Structural mapping of the complementarity determining regions (CDRs) in the UCB_H and UCB_L datasets.
| Dataset and CDR subset | Total: redundant (non-redundant) | In the Protein Data Bank (PDB): redundant (non-redundant) | Can model: redundant (non-redundant) | Cannot model: redundant (non-redundant) |
|---|---|---|---|---|
| UCB_H | ||||
| H1 | 4,718,716 (110,495) | 2,238,760 (159) | 2,479,674 (110,245) | 282 (91) |
| H2 | 4,718,717 (159,222) | 1,568,190 (305) | 3,150,527 (158,917) | 0 (0) |
| H3 | 4,714,545 (1,623,070) | 61 (25) | 3,614,289 (1,088,900) | 1,100,195 (534,145) |
| L1 | 8,127,157 (1,020,446) | 889,922 (135) | 7,206,821 (1,005,664) | 30,414 (14,647) |
| L2 | 8,127,157 (159,646) | 2,942,147 (189) | 5,137,392 (151,627) | 47,618 (7,830) |
| L3 | 8,120,282 (1,080,668) | 135,548 (130) | 7,876,402 (1,060,293) | 109,332 (20,245) |
Chothia-defined CDRs in each dataset were extracted from the full variable region. CDRs, which had length less than three, were discarded. The redundant datasets were constrained to unique sequences only, which we denote as “non-redundant,” and the resulting numbers of loops are given in the “Total” column. “In the PDB” indicates number of loops we could find direct sequences matches for in the PDB. Of the loops, which were not found directly in the PDB, the “Can model” column indicates the number of loops FREAD found suitable templates for. The “Cannot model” column shows the numbers of loops which were not in the PDB and FREAD could not find templates for. In each case, the numbers of redundant loops are given without parentheses whereas non-redundant loops are given in parentheses.

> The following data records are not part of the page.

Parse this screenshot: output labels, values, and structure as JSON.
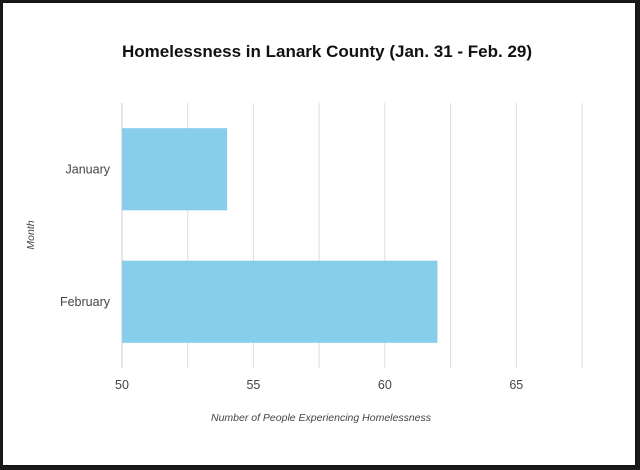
{
  "chart_data": {
    "type": "bar",
    "orientation": "horizontal",
    "title": "Homelessness in Lanark County (Jan. 31 - Feb. 29)",
    "xlabel": "Number of People Experiencing Homelessness",
    "ylabel": "Month",
    "categories": [
      "January",
      "February"
    ],
    "values": [
      54,
      62
    ],
    "xlim": [
      50,
      67.5
    ],
    "xticks": [
      50,
      55,
      60,
      65
    ],
    "grid": true,
    "legend": "none",
    "bar_color": "#87CEEB"
  }
}
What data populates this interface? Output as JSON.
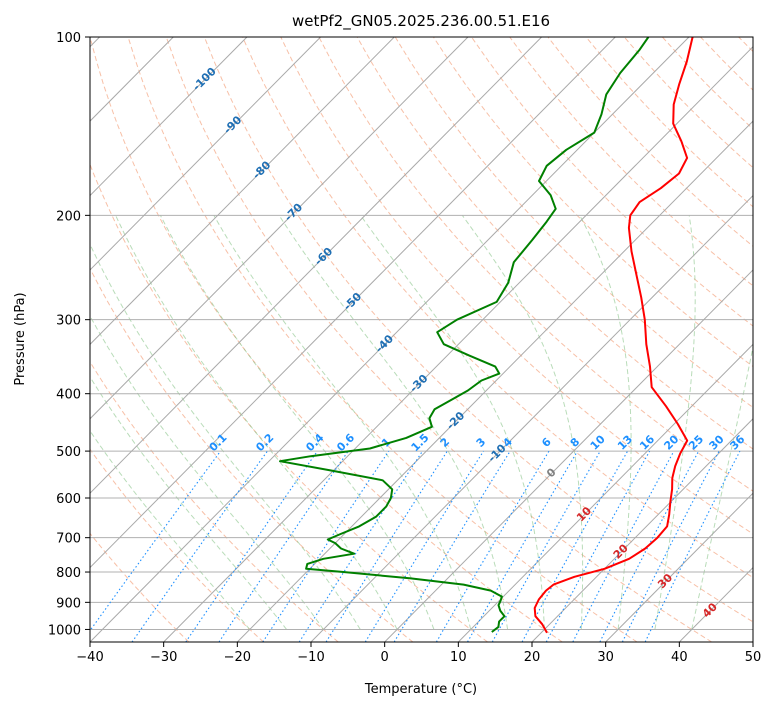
{
  "chart_data": {
    "type": "skew-t",
    "title": "wetPf2_GN05.2025.236.00.51.E16",
    "xlabel": "Temperature (°C)",
    "ylabel": "Pressure (hPa)",
    "xlim": [
      -40,
      50
    ],
    "ylim": [
      1050,
      100
    ],
    "y_scale": "log",
    "x_ticks": [
      -40,
      -30,
      -20,
      -10,
      0,
      10,
      20,
      30,
      40,
      50
    ],
    "y_ticks": [
      100,
      200,
      300,
      400,
      500,
      600,
      700,
      800,
      900,
      1000
    ],
    "grid": true,
    "isotherm_labels": [
      -100,
      -90,
      -80,
      -70,
      -60,
      -50,
      -40,
      -30,
      -20,
      -10,
      0,
      10,
      20,
      30,
      40
    ],
    "mixing_ratio_labels": [
      "0.1",
      "0.2",
      "0.4",
      "0.6",
      "1",
      "1.5",
      "2",
      "3",
      "4",
      "6",
      "8",
      "10",
      "13",
      "16",
      "20",
      "25",
      "30",
      "36"
    ],
    "series": [
      {
        "color": "#ff0000",
        "points": [
          {
            "p": 1013,
            "t": 20.8
          },
          {
            "p": 980,
            "t": 19.0
          },
          {
            "p": 950,
            "t": 17.0
          },
          {
            "p": 920,
            "t": 15.8
          },
          {
            "p": 890,
            "t": 15.2
          },
          {
            "p": 860,
            "t": 15.0
          },
          {
            "p": 840,
            "t": 15.2
          },
          {
            "p": 815,
            "t": 17.0
          },
          {
            "p": 790,
            "t": 20.0
          },
          {
            "p": 760,
            "t": 22.0
          },
          {
            "p": 730,
            "t": 22.8
          },
          {
            "p": 700,
            "t": 23.0
          },
          {
            "p": 670,
            "t": 22.8
          },
          {
            "p": 640,
            "t": 21.5
          },
          {
            "p": 610,
            "t": 20.0
          },
          {
            "p": 580,
            "t": 18.5
          },
          {
            "p": 555,
            "t": 17.0
          },
          {
            "p": 530,
            "t": 15.8
          },
          {
            "p": 505,
            "t": 14.8
          },
          {
            "p": 480,
            "t": 14.0
          },
          {
            "p": 450,
            "t": 10.5
          },
          {
            "p": 420,
            "t": 6.5
          },
          {
            "p": 390,
            "t": 2.0
          },
          {
            "p": 360,
            "t": -1.0
          },
          {
            "p": 330,
            "t": -4.5
          },
          {
            "p": 300,
            "t": -8.0
          },
          {
            "p": 275,
            "t": -11.5
          },
          {
            "p": 250,
            "t": -15.5
          },
          {
            "p": 230,
            "t": -19.0
          },
          {
            "p": 210,
            "t": -22.5
          },
          {
            "p": 200,
            "t": -24.0
          },
          {
            "p": 190,
            "t": -24.5
          },
          {
            "p": 180,
            "t": -23.5
          },
          {
            "p": 170,
            "t": -23.0
          },
          {
            "p": 160,
            "t": -24.0
          },
          {
            "p": 150,
            "t": -27.0
          },
          {
            "p": 140,
            "t": -30.5
          },
          {
            "p": 130,
            "t": -33.0
          },
          {
            "p": 120,
            "t": -35.0
          },
          {
            "p": 110,
            "t": -37.0
          },
          {
            "p": 100,
            "t": -39.5
          }
        ]
      },
      {
        "color": "#008000",
        "points": [
          {
            "p": 1010,
            "t": 13.2
          },
          {
            "p": 990,
            "t": 13.4
          },
          {
            "p": 970,
            "t": 12.8
          },
          {
            "p": 950,
            "t": 12.8
          },
          {
            "p": 930,
            "t": 11.5
          },
          {
            "p": 910,
            "t": 10.5
          },
          {
            "p": 895,
            "t": 10.2
          },
          {
            "p": 880,
            "t": 9.8
          },
          {
            "p": 860,
            "t": 7.5
          },
          {
            "p": 840,
            "t": 3.0
          },
          {
            "p": 820,
            "t": -5.0
          },
          {
            "p": 800,
            "t": -15.0
          },
          {
            "p": 790,
            "t": -20.5
          },
          {
            "p": 775,
            "t": -21.0
          },
          {
            "p": 760,
            "t": -19.5
          },
          {
            "p": 745,
            "t": -16.0
          },
          {
            "p": 730,
            "t": -18.5
          },
          {
            "p": 715,
            "t": -20.0
          },
          {
            "p": 705,
            "t": -21.5
          },
          {
            "p": 690,
            "t": -20.5
          },
          {
            "p": 670,
            "t": -19.0
          },
          {
            "p": 645,
            "t": -18.0
          },
          {
            "p": 620,
            "t": -18.0
          },
          {
            "p": 600,
            "t": -18.5
          },
          {
            "p": 580,
            "t": -19.5
          },
          {
            "p": 560,
            "t": -22.0
          },
          {
            "p": 540,
            "t": -30.0
          },
          {
            "p": 520,
            "t": -38.5
          },
          {
            "p": 510,
            "t": -35.0
          },
          {
            "p": 495,
            "t": -28.0
          },
          {
            "p": 475,
            "t": -24.5
          },
          {
            "p": 455,
            "t": -22.5
          },
          {
            "p": 440,
            "t": -24.0
          },
          {
            "p": 425,
            "t": -24.5
          },
          {
            "p": 410,
            "t": -23.5
          },
          {
            "p": 395,
            "t": -22.5
          },
          {
            "p": 380,
            "t": -22.0
          },
          {
            "p": 370,
            "t": -20.5
          },
          {
            "p": 360,
            "t": -22.0
          },
          {
            "p": 345,
            "t": -27.0
          },
          {
            "p": 330,
            "t": -32.0
          },
          {
            "p": 315,
            "t": -34.5
          },
          {
            "p": 300,
            "t": -33.5
          },
          {
            "p": 280,
            "t": -30.5
          },
          {
            "p": 260,
            "t": -31.5
          },
          {
            "p": 240,
            "t": -33.5
          },
          {
            "p": 220,
            "t": -34.0
          },
          {
            "p": 205,
            "t": -34.5
          },
          {
            "p": 195,
            "t": -35.0
          },
          {
            "p": 185,
            "t": -37.5
          },
          {
            "p": 175,
            "t": -41.0
          },
          {
            "p": 165,
            "t": -42.0
          },
          {
            "p": 155,
            "t": -41.5
          },
          {
            "p": 145,
            "t": -40.0
          },
          {
            "p": 135,
            "t": -41.5
          },
          {
            "p": 125,
            "t": -43.5
          },
          {
            "p": 115,
            "t": -44.5
          },
          {
            "p": 105,
            "t": -45.0
          },
          {
            "p": 100,
            "t": -45.5
          }
        ]
      }
    ]
  },
  "colors": {
    "temperature": "#ff0000",
    "dewpoint": "#008000",
    "isotherm_label": "#1f6fb4",
    "mixing_ratio": "#1e90ff",
    "hot_isotherm_label": "#d62728",
    "zero_label": "#808080"
  }
}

Figure 3Example of how structural mapping provides clues to antibody specificity. Structural annotation of antibodies (SAAB) outputs the Protein Data Bank (PDB) codes used to map frameworks, full variable sequence, and each of the complementarity determining regions for a sequence. The PDB codes are also mapped to the antigens recognized by the antibody structures (as stored in structural antibody database). If sequences match to similar PDB structures this could be indicative of similar binding sites and thus specificity. As an example, we examined the top 10 PDBs that were used to map H3 in the FLU dataset. A total of more than 7k H3 sequences were mapped to 4m5z, a complex of an antibody with influenza hemagglutinin (this is not among the top 10 H3-mapped PDBs in our other datasets). We show several sequence-diverse H3 loops on the left, which are unlikely to be grouped together by sequence-only methods. However, SAAB identifies that they are all likely to share a similar structure to the H3 loop of 4m5z (right, in blue) and, therefore, perhaps similar specificity.